Entre os séculos XIII e XIX a sociedade ocidental católica desenvolveu uma forma de assistência infantil chamada de Casa Roda dos Expostos que deveria garantir a sobrevivência do enjeitado e preservar oculto a identidade da pessoa que abandonou ou encontrou abandonado um bebê. Estas rodas eram “de forma cilíndrica e com uma divisória no meio, esse dispositivo era fixado no muro ou na janela da instituição. No tabuleiro inferior da parte externa, o expositor colocava a criança que enjeitava, girava a Roda e puxava um cordão com uma sineta para avisar à vigilante – ou Rodeira – que um bebê acabara de ser abandonado, retirando-se furtivamente do local, sem ser reconhecido” (MARCÍLIO, Maria Luiza. História Social da Criança Abandonada. São Paulo: Hucitec, 1998). Após ser recolhida pela porteira (uma mulher de avançada idade e de costumes honestos) e identificado o seu estado de saúde e nutrição, a criança era encaminhada a uma ama-de-leite e depois a uma ama-seca ou de criação (requisitadas entre as expostas) que cuidava do menino ou menina até os sete anos de idade. A criação também poderia ser feita por pessoas que enviavam um requerimento a Santa Casa desejando criar os enjeitados devendo informar regularmente sobre as condições de saúde da criança à administração da Santa Casa. Para isto recebiam um pagamento mensal para custear a criação da criança, até chegar aos oito anos de idade para meninas ou sete anos para meninos. Nesta idade, a criança deveria ser devolvida a Casa da Roda (Santa Casa que administrava a Roda dos Expostos). Não ocorrendo à devolução, a criança ficaria sob-responsabilidade da mãe criadeira até a idade de 12 anos sem receber pagamento da Santa Casa. Após os doze anos a responsabilidade passava ao Juiz de Órfãos.
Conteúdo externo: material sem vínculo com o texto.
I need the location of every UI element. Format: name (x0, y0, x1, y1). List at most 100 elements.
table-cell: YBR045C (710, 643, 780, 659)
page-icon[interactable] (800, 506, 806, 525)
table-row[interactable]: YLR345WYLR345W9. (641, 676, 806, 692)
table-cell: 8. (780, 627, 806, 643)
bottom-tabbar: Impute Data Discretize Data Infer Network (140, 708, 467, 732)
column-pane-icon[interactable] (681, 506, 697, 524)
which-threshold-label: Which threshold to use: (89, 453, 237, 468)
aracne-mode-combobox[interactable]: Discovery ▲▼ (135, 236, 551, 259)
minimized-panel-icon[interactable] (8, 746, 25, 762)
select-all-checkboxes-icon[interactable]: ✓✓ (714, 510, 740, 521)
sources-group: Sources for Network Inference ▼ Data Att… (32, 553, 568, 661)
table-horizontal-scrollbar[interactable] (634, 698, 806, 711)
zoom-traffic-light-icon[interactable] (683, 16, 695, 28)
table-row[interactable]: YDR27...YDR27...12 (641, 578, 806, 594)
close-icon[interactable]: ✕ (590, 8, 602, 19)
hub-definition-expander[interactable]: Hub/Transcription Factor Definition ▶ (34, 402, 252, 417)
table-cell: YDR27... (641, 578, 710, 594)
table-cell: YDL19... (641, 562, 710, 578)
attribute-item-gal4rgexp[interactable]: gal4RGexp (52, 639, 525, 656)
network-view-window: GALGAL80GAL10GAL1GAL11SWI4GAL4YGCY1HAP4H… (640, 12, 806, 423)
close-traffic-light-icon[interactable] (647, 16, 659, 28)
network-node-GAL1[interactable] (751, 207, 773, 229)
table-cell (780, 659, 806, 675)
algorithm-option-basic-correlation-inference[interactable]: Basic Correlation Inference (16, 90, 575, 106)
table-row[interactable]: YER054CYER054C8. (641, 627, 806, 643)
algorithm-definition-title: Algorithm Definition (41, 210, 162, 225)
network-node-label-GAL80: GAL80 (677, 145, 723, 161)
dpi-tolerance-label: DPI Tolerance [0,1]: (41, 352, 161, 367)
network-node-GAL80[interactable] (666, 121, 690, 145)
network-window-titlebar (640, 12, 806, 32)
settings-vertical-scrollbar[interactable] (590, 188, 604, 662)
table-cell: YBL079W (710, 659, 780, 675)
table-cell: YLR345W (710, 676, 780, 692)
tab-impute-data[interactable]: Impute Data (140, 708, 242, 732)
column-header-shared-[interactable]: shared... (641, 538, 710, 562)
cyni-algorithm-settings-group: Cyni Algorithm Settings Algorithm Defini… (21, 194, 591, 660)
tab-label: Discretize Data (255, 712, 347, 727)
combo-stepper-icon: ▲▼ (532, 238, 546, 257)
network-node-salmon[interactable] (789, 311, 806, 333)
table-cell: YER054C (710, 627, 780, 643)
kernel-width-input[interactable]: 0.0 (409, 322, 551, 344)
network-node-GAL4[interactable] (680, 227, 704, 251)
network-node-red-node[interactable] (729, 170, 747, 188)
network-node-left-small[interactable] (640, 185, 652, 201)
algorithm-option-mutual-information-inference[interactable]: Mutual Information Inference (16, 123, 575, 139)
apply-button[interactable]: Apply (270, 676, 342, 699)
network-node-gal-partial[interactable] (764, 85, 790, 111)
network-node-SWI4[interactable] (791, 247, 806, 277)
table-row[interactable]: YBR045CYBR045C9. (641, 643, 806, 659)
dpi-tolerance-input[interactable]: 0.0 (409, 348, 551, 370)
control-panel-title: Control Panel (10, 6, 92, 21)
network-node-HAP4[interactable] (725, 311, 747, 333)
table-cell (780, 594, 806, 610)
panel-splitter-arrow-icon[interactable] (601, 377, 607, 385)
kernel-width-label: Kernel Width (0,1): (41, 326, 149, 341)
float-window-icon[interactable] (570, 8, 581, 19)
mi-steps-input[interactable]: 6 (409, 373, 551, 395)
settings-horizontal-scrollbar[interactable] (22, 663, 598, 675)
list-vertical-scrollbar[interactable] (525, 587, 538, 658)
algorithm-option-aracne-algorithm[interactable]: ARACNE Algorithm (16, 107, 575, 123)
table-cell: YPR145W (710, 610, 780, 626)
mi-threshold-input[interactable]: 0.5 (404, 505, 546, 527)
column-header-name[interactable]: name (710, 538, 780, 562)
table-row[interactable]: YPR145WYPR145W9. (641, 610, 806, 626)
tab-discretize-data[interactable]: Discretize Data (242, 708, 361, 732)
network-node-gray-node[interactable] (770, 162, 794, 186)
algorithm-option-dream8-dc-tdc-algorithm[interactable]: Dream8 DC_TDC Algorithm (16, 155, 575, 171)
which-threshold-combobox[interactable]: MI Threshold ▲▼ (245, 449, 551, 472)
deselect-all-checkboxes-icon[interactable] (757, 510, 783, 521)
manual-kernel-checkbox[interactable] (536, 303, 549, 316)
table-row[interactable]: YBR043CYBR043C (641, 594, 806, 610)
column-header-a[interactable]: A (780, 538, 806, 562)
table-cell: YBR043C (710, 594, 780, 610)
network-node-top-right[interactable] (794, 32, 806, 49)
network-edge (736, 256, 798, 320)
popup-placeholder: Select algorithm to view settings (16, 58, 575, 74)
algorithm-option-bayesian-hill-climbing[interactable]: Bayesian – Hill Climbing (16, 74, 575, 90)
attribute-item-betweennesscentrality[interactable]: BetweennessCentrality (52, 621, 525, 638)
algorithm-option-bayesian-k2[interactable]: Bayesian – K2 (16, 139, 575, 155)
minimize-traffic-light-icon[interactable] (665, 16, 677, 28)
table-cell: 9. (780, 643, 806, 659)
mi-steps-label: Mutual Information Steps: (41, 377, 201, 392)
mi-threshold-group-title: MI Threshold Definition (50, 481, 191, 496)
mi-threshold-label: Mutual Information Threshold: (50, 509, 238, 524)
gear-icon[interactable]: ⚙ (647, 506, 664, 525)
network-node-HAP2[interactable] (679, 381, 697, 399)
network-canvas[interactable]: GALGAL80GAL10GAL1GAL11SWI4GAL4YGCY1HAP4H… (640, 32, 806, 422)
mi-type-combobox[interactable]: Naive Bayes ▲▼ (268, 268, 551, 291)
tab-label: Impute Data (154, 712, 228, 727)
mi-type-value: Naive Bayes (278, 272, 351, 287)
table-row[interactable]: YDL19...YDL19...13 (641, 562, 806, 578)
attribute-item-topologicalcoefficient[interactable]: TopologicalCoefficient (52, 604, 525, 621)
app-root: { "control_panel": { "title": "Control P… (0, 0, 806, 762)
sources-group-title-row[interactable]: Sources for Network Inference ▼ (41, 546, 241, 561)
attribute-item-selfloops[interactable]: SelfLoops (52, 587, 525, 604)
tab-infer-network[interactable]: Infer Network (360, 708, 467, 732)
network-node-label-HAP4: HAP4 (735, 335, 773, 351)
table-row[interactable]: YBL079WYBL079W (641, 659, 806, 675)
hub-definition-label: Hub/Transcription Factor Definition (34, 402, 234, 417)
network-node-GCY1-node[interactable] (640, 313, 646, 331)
Para a manutenção dos pagamentos das crianças mantidas nas Casa da Roda, a Santa Casa utilizava recursos próprios, de doações de particulares, do governo, das câmaras municipais e dos rendimentos dos bens dos expostos oriundos de doações.
No Rio Grande do Sul, a Casa da Roda foi instituída por lei provincial nº 9 de 22 de novembro de 1837, funcionando inicialmente na Santa Casa de Misericórdia de Porto Alegre. Posteriormente, a Santa Casa de Misericórdia da cidade do Rio Grande passará a prestar este serviço. 
Roda dos Expostos. Autor: ilustração de Thomas Ewbank (século XIX).